Simultaneous inhibition of the acetyl-CoA carboxylase (ACC) isozymes ACC1 and ACC2 results in concomitant inhibition of fatty acid synthesis and stimulation of fatty acid oxidation and may favorably affect the morbidity and mortality associated with obesity, diabetes, and fatty liver disease. Using structure-based drug design, we have identified a series of potent allosteric protein-protein interaction inhibitors, exemplified by ND-630, that interact within the ACC phosphopeptide acceptor and dimerization site to prevent dimerization and inhibit the enzymatic activity of both ACC isozymes, reduce fatty acid synthesis and stimulate fatty acid oxidation in cultured cells and in animals, and exhibit favorable drug-like properties. When administered chronically to rats with diet-induced obesity, ND-630 reduces hepatic steatosis, improves insulin sensitivity, reduces weight gain without affecting food intake, and favorably affects dyslipidemia. When administered chronically to Zucker diabetic fatty rats, ND-630 reduces hepatic steatosis, improves glucose-stimulated insulin secretion, and reduces hemoglobin A1c (0.9% reduction). Together, these data suggest that ACC inhibition by representatives of this series may be useful in treating a variety of metabolic disorders, including metabolic syndrome, type 2 diabetes mellitus, and fatty liver disease.

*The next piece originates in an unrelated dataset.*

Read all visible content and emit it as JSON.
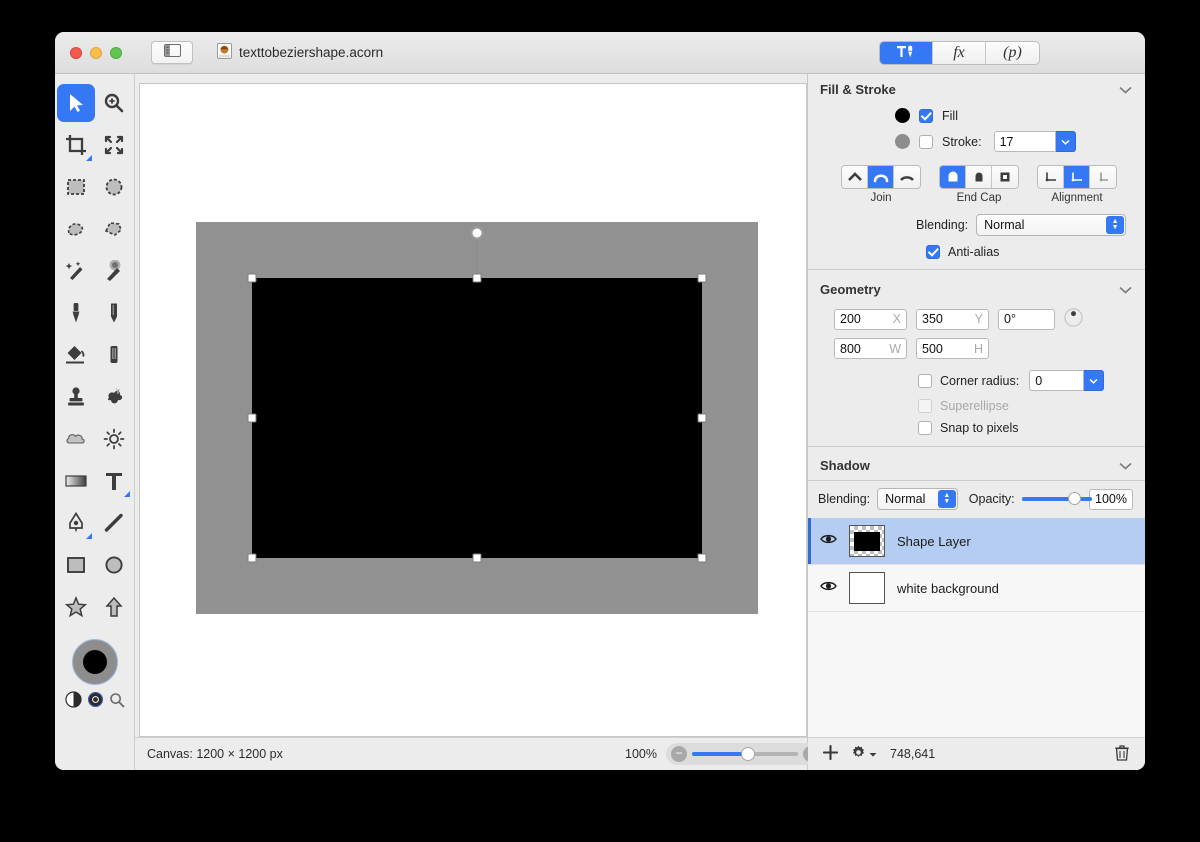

同时抑制乙酰辅酶A羧化酶(ACC)的同工酶ACC1和ACC2会导致脂肪酸合成受到抑制,同时脂肪酸氧化受到刺激,这可能对肥胖、糖尿病和脂肪肝疾病相关的发病率和死亡率产生有利影响。通过基于结构的药物设计,我们鉴定出了一系列有效的变构蛋白-蛋白相互作用抑制剂,以ND-630为代表,它们在ACC磷酸肽受体和二聚化位点内相互作用,以防止二聚化并抑制两种ACC同工酶的酶活性,减少培养细胞和动物体内的脂肪酸合成并刺激脂肪酸氧化,并且具有良好的类药物特性。当长期给予饮食诱导肥胖的大鼠时,ND-630可减轻肝脏脂肪变性,改善胰岛素敏感性,减少体重增加而不影响食物摄入量,并对血脂异常产生有利影响。当长期给予Zucker糖尿病脂肪大鼠时,ND-630可减轻肝脏脂肪变性,改善葡萄糖刺激的胰岛素分泌,并降低糖化血红蛋白(降低0.9%)。总之,这些数据表明该系列代表物对ACC的抑制作用可能有助于治疗多种代谢紊乱,包括代谢综合征、2型糖尿病和脂肪肝疾病。